К тому же с супружескими обязанностями Боря справлялся всё хуже и хуже — его больше привлекала сначала бутыль, припрятанная у Матрёны в погребе, а потом общение с молодёжью, которой он отдал Матрёну на поругание, сказавши, что реформаторы своё дело знают. Реформаторы с Матрёной разобрались по-быстрому — стали кусками рвать её мясо, расплодили невиданное число паразитов, а сами колесили по Матрёне в иномарках, распевая непристойные песни и поговаривая промеж собою, какая у них Матрёна дура и как мало ей осталось портить тут воздух. Матрёне всё это дело, конечно, надоедало помаленьку, и скоро кадавр Гена стал ей казаться не худшим вариантом.

— Пожалей меня, убогую, — плакалась она ему.

— Подымется мститель суровый, и будет он нас посильней! — гулко восклицал Гена.

— Ить, что творят со мной, ироды! — жалилась Матрёна.

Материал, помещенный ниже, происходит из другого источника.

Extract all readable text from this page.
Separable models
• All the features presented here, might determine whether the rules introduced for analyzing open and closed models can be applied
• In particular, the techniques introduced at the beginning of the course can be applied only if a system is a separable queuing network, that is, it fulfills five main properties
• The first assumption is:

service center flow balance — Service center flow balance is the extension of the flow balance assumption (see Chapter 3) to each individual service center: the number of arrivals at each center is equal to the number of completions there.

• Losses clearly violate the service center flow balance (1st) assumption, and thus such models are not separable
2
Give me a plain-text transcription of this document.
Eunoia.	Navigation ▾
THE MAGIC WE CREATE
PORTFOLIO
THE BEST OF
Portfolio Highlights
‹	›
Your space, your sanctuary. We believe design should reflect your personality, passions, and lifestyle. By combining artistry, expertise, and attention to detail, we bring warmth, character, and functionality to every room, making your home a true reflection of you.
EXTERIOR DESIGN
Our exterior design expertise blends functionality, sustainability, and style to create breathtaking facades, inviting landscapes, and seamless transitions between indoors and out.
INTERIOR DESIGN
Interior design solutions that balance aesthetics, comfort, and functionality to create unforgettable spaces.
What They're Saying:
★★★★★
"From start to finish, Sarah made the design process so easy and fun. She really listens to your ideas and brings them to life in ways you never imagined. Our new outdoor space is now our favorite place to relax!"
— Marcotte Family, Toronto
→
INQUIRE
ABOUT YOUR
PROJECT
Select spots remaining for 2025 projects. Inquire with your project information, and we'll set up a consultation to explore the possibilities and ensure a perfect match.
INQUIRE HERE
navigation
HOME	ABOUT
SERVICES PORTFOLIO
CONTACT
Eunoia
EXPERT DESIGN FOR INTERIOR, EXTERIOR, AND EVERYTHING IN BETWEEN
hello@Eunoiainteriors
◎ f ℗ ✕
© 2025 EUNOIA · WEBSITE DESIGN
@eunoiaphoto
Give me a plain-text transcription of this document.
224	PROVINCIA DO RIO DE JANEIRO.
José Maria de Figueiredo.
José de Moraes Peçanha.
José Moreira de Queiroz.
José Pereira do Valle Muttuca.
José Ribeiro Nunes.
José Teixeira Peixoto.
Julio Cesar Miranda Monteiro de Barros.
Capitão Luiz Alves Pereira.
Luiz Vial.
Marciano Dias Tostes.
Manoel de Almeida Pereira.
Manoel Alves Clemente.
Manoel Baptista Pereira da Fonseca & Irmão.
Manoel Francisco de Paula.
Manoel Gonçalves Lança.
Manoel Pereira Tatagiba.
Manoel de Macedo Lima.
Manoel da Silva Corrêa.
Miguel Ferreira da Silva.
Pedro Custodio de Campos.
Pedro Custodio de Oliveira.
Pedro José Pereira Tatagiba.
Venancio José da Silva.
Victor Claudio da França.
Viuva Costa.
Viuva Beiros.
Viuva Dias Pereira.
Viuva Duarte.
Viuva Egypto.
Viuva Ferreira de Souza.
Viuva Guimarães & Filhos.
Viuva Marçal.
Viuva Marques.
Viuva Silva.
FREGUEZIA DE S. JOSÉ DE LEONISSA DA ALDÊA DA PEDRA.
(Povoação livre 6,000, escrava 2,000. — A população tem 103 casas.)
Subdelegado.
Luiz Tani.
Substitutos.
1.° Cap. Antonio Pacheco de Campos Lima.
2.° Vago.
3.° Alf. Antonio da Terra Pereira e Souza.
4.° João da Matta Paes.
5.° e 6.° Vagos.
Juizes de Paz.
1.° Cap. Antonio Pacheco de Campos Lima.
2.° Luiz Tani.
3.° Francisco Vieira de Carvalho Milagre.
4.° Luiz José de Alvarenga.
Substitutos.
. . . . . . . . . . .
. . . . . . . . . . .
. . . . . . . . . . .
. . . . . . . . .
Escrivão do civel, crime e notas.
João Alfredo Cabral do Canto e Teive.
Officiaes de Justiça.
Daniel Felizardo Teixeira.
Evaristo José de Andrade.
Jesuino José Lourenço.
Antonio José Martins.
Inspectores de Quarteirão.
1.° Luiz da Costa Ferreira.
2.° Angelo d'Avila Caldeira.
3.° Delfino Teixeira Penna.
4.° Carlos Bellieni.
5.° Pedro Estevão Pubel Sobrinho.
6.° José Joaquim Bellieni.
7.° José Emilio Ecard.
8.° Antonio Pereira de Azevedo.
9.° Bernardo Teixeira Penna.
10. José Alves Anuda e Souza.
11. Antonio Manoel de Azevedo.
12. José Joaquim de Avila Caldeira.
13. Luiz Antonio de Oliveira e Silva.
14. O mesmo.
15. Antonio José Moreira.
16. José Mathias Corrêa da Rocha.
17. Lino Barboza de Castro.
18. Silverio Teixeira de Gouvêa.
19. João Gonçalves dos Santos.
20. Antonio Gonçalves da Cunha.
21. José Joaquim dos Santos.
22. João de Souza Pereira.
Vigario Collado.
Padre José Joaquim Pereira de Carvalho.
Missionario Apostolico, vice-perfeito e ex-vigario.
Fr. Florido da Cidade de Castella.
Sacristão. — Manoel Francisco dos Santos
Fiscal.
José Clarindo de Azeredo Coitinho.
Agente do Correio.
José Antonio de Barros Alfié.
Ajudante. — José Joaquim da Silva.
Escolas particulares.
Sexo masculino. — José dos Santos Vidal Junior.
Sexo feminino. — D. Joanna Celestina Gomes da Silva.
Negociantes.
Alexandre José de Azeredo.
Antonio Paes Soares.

— Банду к ответу, судью на мыло! — выдавал Гена.

— Раньше-то лучше было, — замечала Матрёна.

— Снявши голову, по волосам не плачут, — корил Гена. Он этих пословиц и поговорок знал чрезвычайно много.

— Один ты меня понимаешь, — умилялась Матрёна.

— Двум смертям не бывать, а одной не миновать, — некстати вворачивал Гена, но Матрёне уже было неважно, кстати он говорит или некстати. К тому же за время, проведённое с Борей, Матрёна здорово поглупела — и оттого ей, что ни скажи, всё было в тему. Тут бы и смениться Бориному режиму, но расплодившиеся по Матрёне паразиты быстро дотумкали, что и с гомункулуса можно кое-что поиметь, и стали потихоньку его растаскивать. Каждому — что понравится. Один — самый радикальный паразит — утащил слезу охранника. Другой — слюну шахтёра. Третий — пот аппаратчика. Расчленили бедного кадавра за каких-то пару лет до того, что из всех лозунгов, которые в него заботливо вложил Боря, только один и остался: банду к ответу! — но про эту банду уже так вопили все паразиты, включая и членов банды, что голос Гены в этом хоре совершенно потерялся.